Roof that stays cooler than ambient

An infrared image showing the temperature difference between the new surface (centre) and an existing cool roof used in testing

AUSTRALIA: Scientists claim to have developed a roofing surface that stays cooler than the ambient air temperature even under full summer sun.

The development by a research team from the University of Technology Sydney (UTS) would have the potential to reduce both the heat island effect in urban areas and peak power demand from air conditioning.

The study by Dr Angus Gentle and Prof Geoff Smith has reported the results from what is described as a coated polymer stack – a combination of specially chosen polyesters on a silver layer.

“We demonstrate for the first time how to make a roof colder than the air temperature around it, even under the most intense summer conditions,” Smith said.

“Roofs heat up by absorbing sunlight, so darker roofs can get very hot. Even white roofs still absorb enough sunlight to warm up by 9°C to 12°C.

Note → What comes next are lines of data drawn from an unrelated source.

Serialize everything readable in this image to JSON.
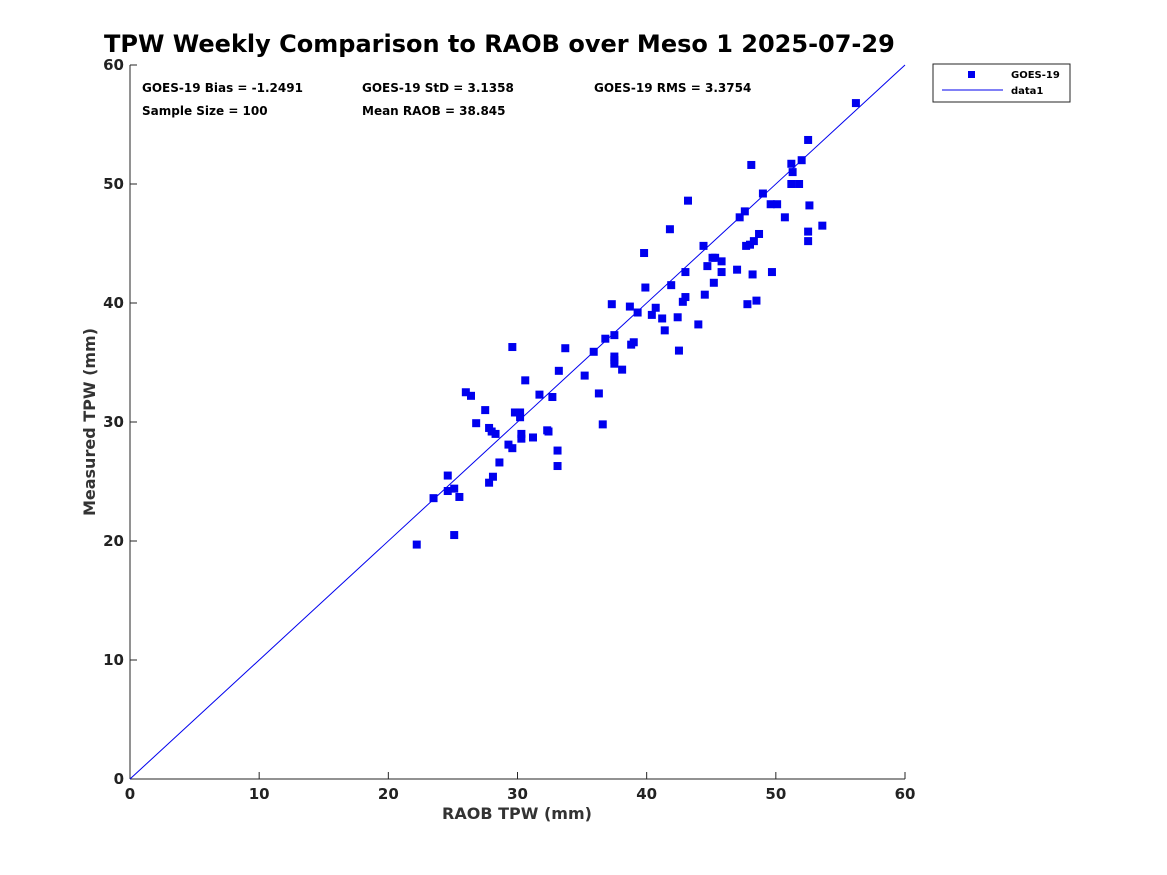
{
  "chart_data": {
    "type": "scatter",
    "title": "TPW Weekly Comparison to RAOB over Meso 1 2025-07-29",
    "xlabel": "RAOB TPW (mm)",
    "ylabel": "Measured TPW (mm)",
    "xlim": [
      0,
      60
    ],
    "ylim": [
      0,
      60
    ],
    "xticks": [
      "0",
      "10",
      "20",
      "30",
      "40",
      "50",
      "60"
    ],
    "yticks": [
      "0",
      "10",
      "20",
      "30",
      "40",
      "50",
      "60"
    ],
    "grid": false,
    "legend_position": "outside-top-right",
    "stats": {
      "bias": "GOES-19 Bias = -1.2491",
      "std": "GOES-19 StD = 3.1358",
      "rms": "GOES-19 RMS = 3.3754",
      "sample_size": "Sample Size = 100",
      "mean_raob": "Mean RAOB = 38.845"
    },
    "series": [
      {
        "name": "GOES-19",
        "kind": "scatter",
        "marker": "square",
        "color": "#0000ee",
        "points": [
          [
            22.2,
            19.7
          ],
          [
            23.5,
            23.6
          ],
          [
            24.6,
            25.5
          ],
          [
            24.6,
            24.2
          ],
          [
            25.1,
            24.4
          ],
          [
            25.1,
            20.5
          ],
          [
            25.5,
            23.7
          ],
          [
            26.0,
            32.5
          ],
          [
            26.4,
            32.2
          ],
          [
            26.8,
            29.9
          ],
          [
            27.5,
            31.0
          ],
          [
            27.8,
            29.5
          ],
          [
            27.8,
            24.9
          ],
          [
            28.0,
            29.2
          ],
          [
            28.1,
            25.4
          ],
          [
            28.3,
            29.0
          ],
          [
            28.6,
            26.6
          ],
          [
            29.3,
            28.1
          ],
          [
            29.6,
            36.3
          ],
          [
            29.6,
            27.8
          ],
          [
            29.8,
            30.8
          ],
          [
            30.2,
            30.4
          ],
          [
            30.2,
            30.8
          ],
          [
            30.3,
            29.0
          ],
          [
            30.3,
            28.6
          ],
          [
            30.6,
            33.5
          ],
          [
            31.2,
            28.7
          ],
          [
            31.7,
            32.3
          ],
          [
            32.3,
            29.3
          ],
          [
            32.4,
            29.2
          ],
          [
            32.7,
            32.1
          ],
          [
            33.1,
            27.6
          ],
          [
            33.1,
            26.3
          ],
          [
            33.2,
            34.3
          ],
          [
            33.7,
            36.2
          ],
          [
            35.2,
            33.9
          ],
          [
            35.9,
            35.9
          ],
          [
            36.3,
            32.4
          ],
          [
            36.6,
            29.8
          ],
          [
            36.8,
            37.0
          ],
          [
            37.3,
            39.9
          ],
          [
            37.5,
            37.3
          ],
          [
            37.5,
            35.5
          ],
          [
            37.5,
            35.2
          ],
          [
            37.5,
            34.9
          ],
          [
            38.1,
            34.4
          ],
          [
            38.7,
            39.7
          ],
          [
            38.8,
            36.5
          ],
          [
            39.0,
            36.7
          ],
          [
            39.3,
            39.2
          ],
          [
            39.8,
            44.2
          ],
          [
            39.9,
            41.3
          ],
          [
            40.4,
            39.0
          ],
          [
            40.7,
            39.6
          ],
          [
            41.2,
            38.7
          ],
          [
            41.4,
            37.7
          ],
          [
            41.8,
            46.2
          ],
          [
            41.9,
            41.5
          ],
          [
            42.4,
            38.8
          ],
          [
            42.5,
            36.0
          ],
          [
            42.8,
            40.1
          ],
          [
            43.0,
            42.6
          ],
          [
            43.0,
            40.5
          ],
          [
            43.2,
            48.6
          ],
          [
            44.0,
            38.2
          ],
          [
            44.4,
            44.8
          ],
          [
            44.5,
            40.7
          ],
          [
            44.7,
            43.1
          ],
          [
            45.1,
            43.8
          ],
          [
            45.2,
            41.7
          ],
          [
            45.3,
            43.8
          ],
          [
            45.8,
            43.5
          ],
          [
            45.8,
            42.6
          ],
          [
            47.0,
            42.8
          ],
          [
            47.2,
            47.2
          ],
          [
            47.6,
            47.7
          ],
          [
            47.7,
            44.8
          ],
          [
            47.8,
            39.9
          ],
          [
            48.0,
            44.9
          ],
          [
            48.1,
            51.6
          ],
          [
            48.2,
            42.4
          ],
          [
            48.3,
            45.2
          ],
          [
            48.5,
            40.2
          ],
          [
            48.7,
            45.8
          ],
          [
            49.0,
            49.2
          ],
          [
            49.7,
            42.6
          ],
          [
            50.1,
            48.3
          ],
          [
            50.7,
            47.2
          ],
          [
            51.2,
            50.0
          ],
          [
            51.2,
            51.7
          ],
          [
            51.3,
            51.0
          ],
          [
            51.8,
            50.0
          ],
          [
            52.0,
            52.0
          ],
          [
            52.5,
            53.7
          ],
          [
            52.6,
            48.2
          ],
          [
            52.5,
            46.0
          ],
          [
            52.5,
            45.2
          ],
          [
            53.6,
            46.5
          ],
          [
            56.2,
            56.8
          ],
          [
            49.6,
            48.3
          ]
        ]
      },
      {
        "name": "data1",
        "kind": "line",
        "color": "#0000ee",
        "points": [
          [
            0,
            0
          ],
          [
            60,
            60
          ]
        ]
      }
    ]
  }
}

“This new surface, however, stayed 11° or more colder than an existing state-of-the-art white roof nearby because it absorbs only 3% of incident sunlight while simultaneously strongly radiating heat at infrared wavelengths that are not absorbed by the atmosphere.

“Furthermore the plastic materials used for the demonstration were available commercially and potentially suited to use on basic roofing.”

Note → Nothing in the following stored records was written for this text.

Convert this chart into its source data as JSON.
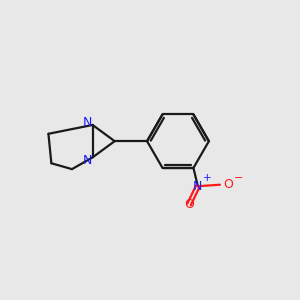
{
  "bg_color": "#e8e8e8",
  "bond_color": "#1a1a1a",
  "N_color": "#1a1aff",
  "O_color": "#ff1a1a",
  "bond_width": 1.6,
  "figsize": [
    3.0,
    3.0
  ],
  "dpi": 100,
  "xlim": [
    0,
    10
  ],
  "ylim": [
    0,
    10
  ]
}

Professor Smith said that cooling a roof below ambient air temperature had up until now been “an elusive target”.

“The added feedback benefits from cool roofs are not yet widely appreciated, but recent reports have shown they are substantial. Examples include ventilation with cooler air and higher performance of rooftop air conditioning installations.”

The test roof was placed above a busy street on top of the UTS Faculty of Science building with a clear view of the sky and no shadowing.

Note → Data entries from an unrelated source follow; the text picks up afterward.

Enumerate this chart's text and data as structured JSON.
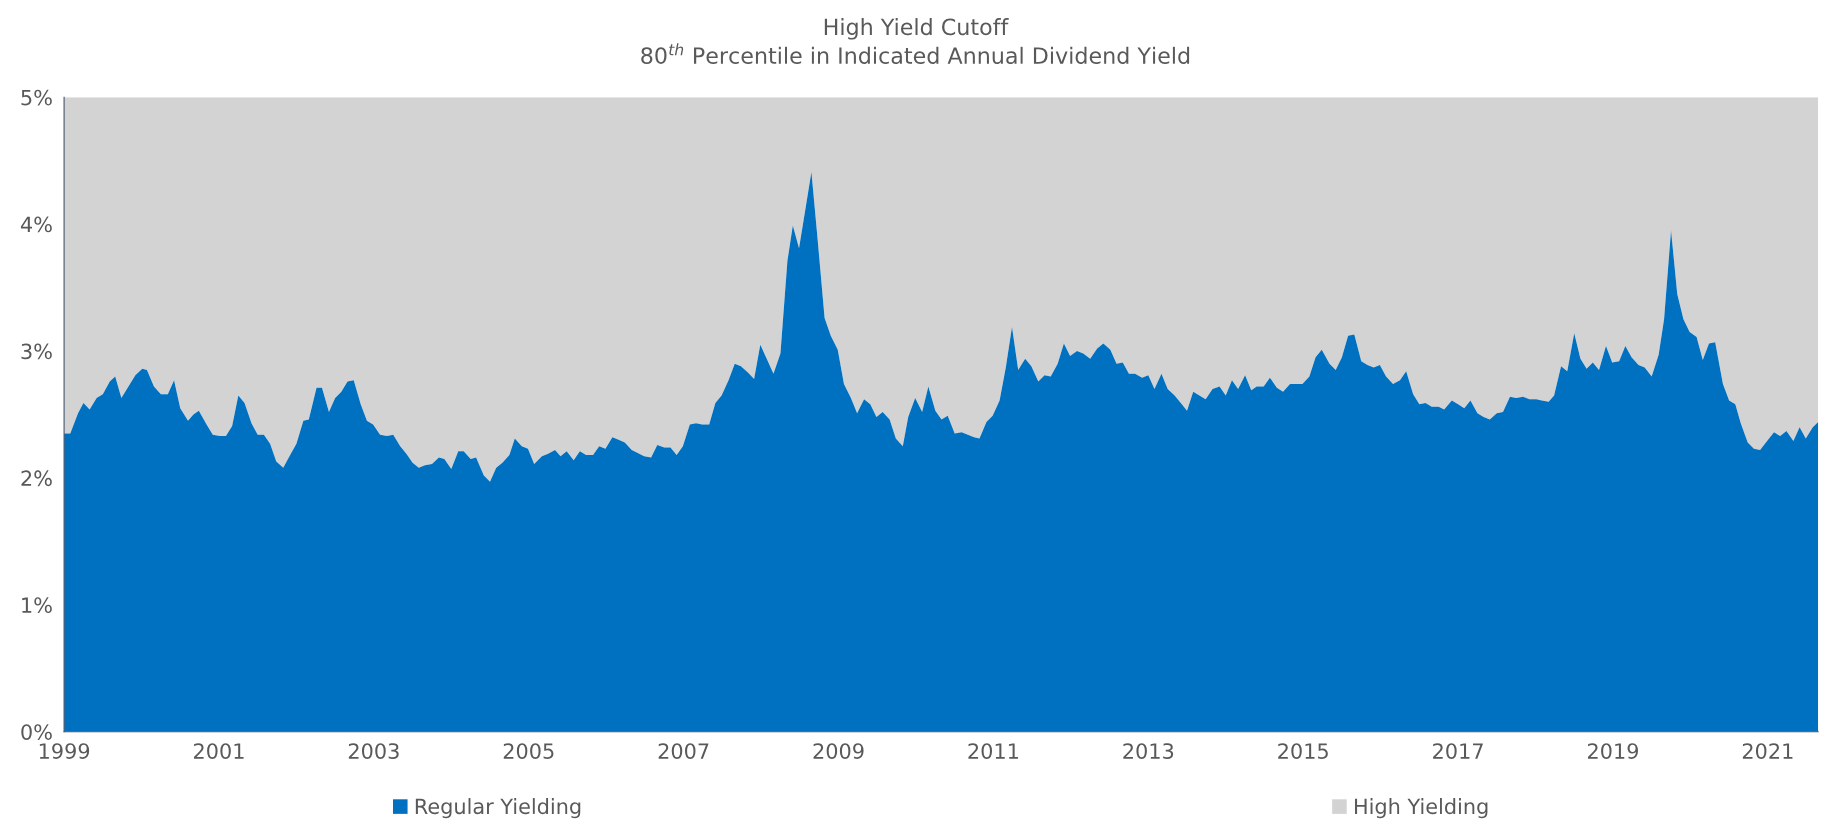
{
  "chart_data": {
    "type": "area",
    "title": "High Yield Cutoff",
    "subtitle": "80$^{th}$ Percentile in Indicated Annual Dividend Yield",
    "xlim": [
      1999,
      2021.65
    ],
    "xticks": [
      1999,
      2001,
      2003,
      2005,
      2007,
      2009,
      2011,
      2013,
      2015,
      2017,
      2019,
      2021
    ],
    "ylim": [
      0,
      5
    ],
    "yticks": [
      {
        "value": 0,
        "label": "0%"
      },
      {
        "value": 1,
        "label": "1%"
      },
      {
        "value": 2,
        "label": "2%"
      },
      {
        "value": 3,
        "label": "3%"
      },
      {
        "value": 4,
        "label": "4%"
      },
      {
        "value": 5,
        "label": "5%"
      }
    ],
    "grid": false,
    "legend": "bottom",
    "stacked": true,
    "x": [
      1999.0,
      1999.08,
      1999.18,
      1999.25,
      1999.33,
      1999.42,
      1999.5,
      1999.59,
      1999.66,
      1999.74,
      1999.92,
      2000.01,
      2000.07,
      2000.16,
      2000.25,
      2000.34,
      2000.42,
      2000.5,
      2000.6,
      2000.67,
      2000.74,
      2000.84,
      2000.92,
      2001.01,
      2001.09,
      2001.17,
      2001.25,
      2001.33,
      2001.42,
      2001.5,
      2001.58,
      2001.66,
      2001.74,
      2001.83,
      2001.91,
      2002.0,
      2002.09,
      2002.16,
      2002.26,
      2002.33,
      2002.42,
      2002.5,
      2002.58,
      2002.66,
      2002.74,
      2002.83,
      2002.91,
      2002.99,
      2003.08,
      2003.17,
      2003.25,
      2003.34,
      2003.42,
      2003.5,
      2003.58,
      2003.66,
      2003.75,
      2003.84,
      2003.91,
      2004.0,
      2004.09,
      2004.16,
      2004.25,
      2004.32,
      2004.42,
      2004.5,
      2004.58,
      2004.66,
      2004.75,
      2004.82,
      2004.91,
      2004.99,
      2005.07,
      2005.17,
      2005.25,
      2005.34,
      2005.41,
      2005.49,
      2005.58,
      2005.66,
      2005.74,
      2005.83,
      2005.91,
      2005.99,
      2006.08,
      2006.16,
      2006.24,
      2006.33,
      2006.49,
      2006.58,
      2006.66,
      2006.75,
      2006.83,
      2006.91,
      2006.99,
      2007.08,
      2007.16,
      2007.24,
      2007.33,
      2007.41,
      2007.49,
      2007.58,
      2007.66,
      2007.74,
      2007.83,
      2007.91,
      2007.99,
      2008.08,
      2008.16,
      2008.25,
      2008.34,
      2008.41,
      2008.49,
      2008.57,
      2008.65,
      2008.73,
      2008.82,
      2008.9,
      2008.99,
      2009.07,
      2009.16,
      2009.24,
      2009.33,
      2009.41,
      2009.49,
      2009.57,
      2009.66,
      2009.74,
      2009.83,
      2009.9,
      2009.99,
      2010.08,
      2010.16,
      2010.25,
      2010.33,
      2010.41,
      2010.5,
      2010.59,
      2010.67,
      2010.75,
      2010.82,
      2010.91,
      2010.99,
      2011.08,
      2011.16,
      2011.24,
      2011.32,
      2011.41,
      2011.49,
      2011.58,
      2011.66,
      2011.74,
      2011.83,
      2011.91,
      2011.99,
      2012.08,
      2012.16,
      2012.25,
      2012.34,
      2012.42,
      2012.51,
      2012.59,
      2012.67,
      2012.75,
      2012.83,
      2012.92,
      2013.0,
      2013.08,
      2013.17,
      2013.25,
      2013.34,
      2013.42,
      2013.5,
      2013.58,
      2013.66,
      2013.74,
      2013.83,
      2013.92,
      2014.0,
      2014.08,
      2014.16,
      2014.25,
      2014.33,
      2014.4,
      2014.49,
      2014.57,
      2014.66,
      2014.74,
      2014.83,
      2014.92,
      2014.99,
      2015.08,
      2015.16,
      2015.24,
      2015.34,
      2015.42,
      2015.5,
      2015.58,
      2015.66,
      2015.75,
      2015.83,
      2015.91,
      2015.99,
      2016.07,
      2016.16,
      2016.25,
      2016.33,
      2016.42,
      2016.5,
      2016.58,
      2016.66,
      2016.75,
      2016.82,
      2016.92,
      2017.0,
      2017.08,
      2017.16,
      2017.25,
      2017.33,
      2017.41,
      2017.5,
      2017.58,
      2017.67,
      2017.75,
      2017.84,
      2017.92,
      2018.01,
      2018.08,
      2018.17,
      2018.24,
      2018.33,
      2018.41,
      2018.5,
      2018.58,
      2018.66,
      2018.74,
      2018.82,
      2018.91,
      2018.99,
      2019.08,
      2019.16,
      2019.24,
      2019.33,
      2019.41,
      2019.5,
      2019.59,
      2019.66,
      2019.75,
      2019.83,
      2019.91,
      2019.99,
      2020.08,
      2020.16,
      2020.24,
      2020.32,
      2020.42,
      2020.5,
      2020.58,
      2020.65,
      2020.74,
      2020.82,
      2020.9,
      2020.99,
      2021.08,
      2021.16,
      2021.24,
      2021.33,
      2021.41,
      2021.49,
      2021.58,
      2021.65
    ],
    "series": [
      {
        "name": "Regular Yielding",
        "color": "#0070c0",
        "values": [
          2.35,
          2.35,
          2.51,
          2.59,
          2.54,
          2.63,
          2.66,
          2.76,
          2.8,
          2.63,
          2.81,
          2.86,
          2.85,
          2.72,
          2.66,
          2.66,
          2.77,
          2.55,
          2.45,
          2.5,
          2.53,
          2.42,
          2.34,
          2.33,
          2.33,
          2.41,
          2.65,
          2.59,
          2.43,
          2.34,
          2.34,
          2.27,
          2.13,
          2.08,
          2.17,
          2.27,
          2.45,
          2.46,
          2.71,
          2.71,
          2.52,
          2.63,
          2.68,
          2.76,
          2.77,
          2.58,
          2.45,
          2.42,
          2.34,
          2.33,
          2.34,
          2.25,
          2.19,
          2.12,
          2.08,
          2.1,
          2.11,
          2.16,
          2.15,
          2.07,
          2.21,
          2.21,
          2.15,
          2.16,
          2.02,
          1.97,
          2.08,
          2.12,
          2.18,
          2.31,
          2.25,
          2.23,
          2.11,
          2.17,
          2.19,
          2.22,
          2.17,
          2.21,
          2.14,
          2.21,
          2.18,
          2.18,
          2.25,
          2.23,
          2.32,
          2.3,
          2.28,
          2.22,
          2.17,
          2.16,
          2.26,
          2.24,
          2.24,
          2.18,
          2.25,
          2.42,
          2.43,
          2.42,
          2.42,
          2.59,
          2.65,
          2.77,
          2.9,
          2.88,
          2.83,
          2.78,
          3.05,
          2.93,
          2.82,
          2.98,
          3.71,
          3.99,
          3.81,
          4.11,
          4.41,
          3.88,
          3.26,
          3.12,
          3.01,
          2.74,
          2.63,
          2.51,
          2.62,
          2.58,
          2.48,
          2.52,
          2.46,
          2.31,
          2.25,
          2.48,
          2.63,
          2.52,
          2.72,
          2.53,
          2.46,
          2.49,
          2.35,
          2.36,
          2.34,
          2.32,
          2.31,
          2.44,
          2.49,
          2.61,
          2.87,
          3.19,
          2.85,
          2.94,
          2.88,
          2.76,
          2.81,
          2.8,
          2.9,
          3.06,
          2.96,
          3.0,
          2.98,
          2.94,
          3.02,
          3.06,
          3.01,
          2.9,
          2.91,
          2.82,
          2.82,
          2.79,
          2.81,
          2.7,
          2.82,
          2.7,
          2.65,
          2.59,
          2.53,
          2.68,
          2.65,
          2.62,
          2.7,
          2.72,
          2.65,
          2.77,
          2.7,
          2.81,
          2.69,
          2.72,
          2.72,
          2.79,
          2.71,
          2.68,
          2.74,
          2.74,
          2.74,
          2.8,
          2.95,
          3.01,
          2.9,
          2.85,
          2.95,
          3.12,
          3.13,
          2.92,
          2.89,
          2.87,
          2.89,
          2.8,
          2.74,
          2.77,
          2.84,
          2.66,
          2.58,
          2.59,
          2.56,
          2.56,
          2.54,
          2.61,
          2.58,
          2.55,
          2.61,
          2.51,
          2.48,
          2.46,
          2.51,
          2.52,
          2.64,
          2.63,
          2.64,
          2.62,
          2.62,
          2.61,
          2.6,
          2.65,
          2.88,
          2.84,
          3.14,
          2.94,
          2.86,
          2.91,
          2.85,
          3.04,
          2.91,
          2.92,
          3.04,
          2.95,
          2.89,
          2.87,
          2.8,
          2.97,
          3.25,
          3.95,
          3.45,
          3.25,
          3.15,
          3.11,
          2.93,
          3.06,
          3.07,
          2.74,
          2.61,
          2.58,
          2.43,
          2.28,
          2.23,
          2.22,
          2.29,
          2.36,
          2.33,
          2.37,
          2.29,
          2.4,
          2.31,
          2.4,
          2.44
        ]
      },
      {
        "name": "High Yielding",
        "color": "#d3d3d3",
        "values": [
          2.65,
          2.65,
          2.49,
          2.41,
          2.46,
          2.37,
          2.34,
          2.24,
          2.2,
          2.37,
          2.19,
          2.14,
          2.15,
          2.28,
          2.34,
          2.34,
          2.23,
          2.45,
          2.55,
          2.5,
          2.47,
          2.58,
          2.66,
          2.67,
          2.67,
          2.59,
          2.35,
          2.41,
          2.57,
          2.66,
          2.66,
          2.73,
          2.87,
          2.92,
          2.83,
          2.73,
          2.55,
          2.54,
          2.29,
          2.29,
          2.48,
          2.37,
          2.32,
          2.24,
          2.23,
          2.42,
          2.55,
          2.58,
          2.66,
          2.67,
          2.66,
          2.75,
          2.81,
          2.88,
          2.92,
          2.9,
          2.89,
          2.84,
          2.85,
          2.93,
          2.79,
          2.79,
          2.85,
          2.84,
          2.98,
          3.03,
          2.92,
          2.88,
          2.82,
          2.69,
          2.75,
          2.77,
          2.89,
          2.83,
          2.81,
          2.78,
          2.83,
          2.79,
          2.86,
          2.79,
          2.82,
          2.82,
          2.75,
          2.77,
          2.68,
          2.7,
          2.72,
          2.78,
          2.83,
          2.84,
          2.74,
          2.76,
          2.76,
          2.82,
          2.75,
          2.58,
          2.57,
          2.58,
          2.58,
          2.41,
          2.35,
          2.23,
          2.1,
          2.12,
          2.17,
          2.22,
          1.95,
          2.07,
          2.18,
          2.02,
          1.29,
          1.01,
          1.19,
          0.89,
          0.59,
          1.12,
          1.74,
          1.88,
          1.99,
          2.26,
          2.37,
          2.49,
          2.38,
          2.42,
          2.52,
          2.48,
          2.54,
          2.69,
          2.75,
          2.52,
          2.37,
          2.48,
          2.28,
          2.47,
          2.54,
          2.51,
          2.65,
          2.64,
          2.66,
          2.68,
          2.69,
          2.56,
          2.51,
          2.39,
          2.13,
          1.81,
          2.15,
          2.06,
          2.12,
          2.24,
          2.19,
          2.2,
          2.1,
          1.94,
          2.04,
          2.0,
          2.02,
          2.06,
          1.98,
          1.94,
          1.99,
          2.1,
          2.09,
          2.18,
          2.18,
          2.21,
          2.19,
          2.3,
          2.18,
          2.3,
          2.35,
          2.41,
          2.47,
          2.32,
          2.35,
          2.38,
          2.3,
          2.28,
          2.35,
          2.23,
          2.3,
          2.19,
          2.31,
          2.28,
          2.28,
          2.21,
          2.29,
          2.32,
          2.26,
          2.26,
          2.26,
          2.2,
          2.05,
          1.99,
          2.1,
          2.15,
          2.05,
          1.88,
          1.87,
          2.08,
          2.11,
          2.13,
          2.11,
          2.2,
          2.26,
          2.23,
          2.16,
          2.34,
          2.42,
          2.41,
          2.44,
          2.44,
          2.46,
          2.39,
          2.42,
          2.45,
          2.39,
          2.49,
          2.52,
          2.54,
          2.49,
          2.48,
          2.36,
          2.37,
          2.36,
          2.38,
          2.38,
          2.39,
          2.4,
          2.35,
          2.12,
          2.16,
          1.86,
          2.06,
          2.14,
          2.09,
          2.15,
          1.96,
          2.09,
          2.08,
          1.96,
          2.05,
          2.11,
          2.13,
          2.2,
          2.03,
          1.75,
          1.05,
          1.55,
          1.75,
          1.85,
          1.89,
          2.07,
          1.94,
          1.93,
          2.26,
          2.39,
          2.42,
          2.57,
          2.72,
          2.77,
          2.78,
          2.71,
          2.64,
          2.67,
          2.63,
          2.71,
          2.6,
          2.69,
          2.6,
          2.56
        ]
      }
    ]
  }
}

Data was collected for an unprotected new surface and one aged over several days in a polluted outdoor summer environment for assessment of the impact of the build-up of dust and grime.

Professor Smith said the surface maintained its high performance in all conditions. “Extensive dew formation is inevitable for a super cool roof and dew drops precipitate dirt. This roof site being 25m above a busy city transit road was a stern test. Results show that excellent thermal performance can be maintained.

The paper, A Sub-ambient Open Roof Surface Under the Mid-summer Sun, is available from Advanced Science online as an open access article.